Sick Puppy is my introduction to Carl Hiaasen, an author that my girlfriend felt would be a good way to get me introduced to Florida. I'll probably read him again, although I found this book to be one of diminishing returns. It starts out as a satisfying read; Twilly Spree is a maladjusted and overgrown trust fund kid who gets to live out a popular revenge fantasy: he spots a litterbug on the Florida highway and decides to spend as much time and energy as possible to teach the litterbug a lesson. Twilly has had "anger management" problems in the past, to the extent that he's spend some time in the proverbial Rubber Room, but it so happens that this litterbug is to become one of his greatest antagonists: he is Palmer Stoat, a graduate of the Universal School of Archetypes with summa cum laude honors in Lobbying. And Stoat's current pursuit has to do with the despoiling of one of the few untouched islands off the Florida coast.Environmentalism is, of course, one of Hiasaan's major passions, and he demonstrates a lot of knowledge about why the state of American development today is as corrupt and outrageous as it is. But once the novel goes beyond the initial game of petty and funny strikes and retaliations and opens its canvas to a battle over whether or not the despoiling of said island will successfully take place, the revenge fantasy is both too good to be true and much too long in its execution.
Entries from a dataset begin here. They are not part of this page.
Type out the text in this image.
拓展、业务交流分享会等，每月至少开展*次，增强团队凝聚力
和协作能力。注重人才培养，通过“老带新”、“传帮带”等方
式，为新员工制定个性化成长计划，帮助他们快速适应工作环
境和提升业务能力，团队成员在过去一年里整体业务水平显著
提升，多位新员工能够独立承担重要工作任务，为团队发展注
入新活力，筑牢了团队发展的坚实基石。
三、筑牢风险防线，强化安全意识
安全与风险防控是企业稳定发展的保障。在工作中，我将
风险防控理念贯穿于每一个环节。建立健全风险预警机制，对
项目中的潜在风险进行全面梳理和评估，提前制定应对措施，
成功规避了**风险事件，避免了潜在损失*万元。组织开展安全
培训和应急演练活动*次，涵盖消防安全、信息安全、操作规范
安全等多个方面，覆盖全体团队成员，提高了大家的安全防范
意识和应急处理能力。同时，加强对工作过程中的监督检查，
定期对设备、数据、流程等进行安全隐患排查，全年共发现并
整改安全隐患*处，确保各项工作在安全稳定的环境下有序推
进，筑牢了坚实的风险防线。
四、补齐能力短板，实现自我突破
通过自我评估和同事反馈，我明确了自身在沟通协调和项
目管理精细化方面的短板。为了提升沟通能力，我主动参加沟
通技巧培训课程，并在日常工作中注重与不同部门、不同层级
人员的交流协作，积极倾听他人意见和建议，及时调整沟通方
Worse, Hiassan's characters tend to wear their Outrageousness on their sleeves, and certain jokes that would connect in passing--a survivalist ex-Governor, a hitman who listens to tapes of absurdly tragic 911 calls, a developer whose Barbie fetish has led him to dangerous games with Eastern European models and plastic surgery--become tiresome once we spend more than a few scenes with the same characters and the same quirks. Still, the sheer volume of characters, some of whom switch allegiances, makes for a certain amount of suspense in the plotting and pleasure in seeing What Happens Next. The book just isn't half as sick as it imagines itself to be.
—John Gustafson
"Sick Puppy" is a novel about greedy politicians and builders who are destroying Florida's beauty. It's packed with colorful characters and wacky incidents.Twilly Spree is a wealthy environmentalist who is trying to stop a development from bulldozing the trees and killing the animals on a Florida island. The project is designed to enrich a builder who contributed to the governor's campaign, as well as benefiting a lobyest who is trying to set up the deal.The characters are richly drawn and easy to imagine as was the unusual situations they get into.Hiassen is playing with the reader and gives us an amusing tale that is vastly entertaining. This is a good murder mystery mixed with humor.
—Michael
My mother-in-law recommended Carl Hiassen as someone who amusingly sends up Florida politics and corrupt politicos. What I liked is that this book spares no one. The environmental nut really is a total nut, not someone you necessarily want representing your cause. It was funny. What I disliked is how completely irredeemable the bad guys are. Hiaasen paints with broad brush strokes, and the bad guys aren't just bad, some of them are incredibly twisted in ways that seem too horrid and brutal for a "funny" novel. I can't laugh at a man who coerces two women into getting surgery to look like identical twin Barbie dolls. The laughter produced by this book is mixed with horror and revulsion, and I don't particularly enjoy that.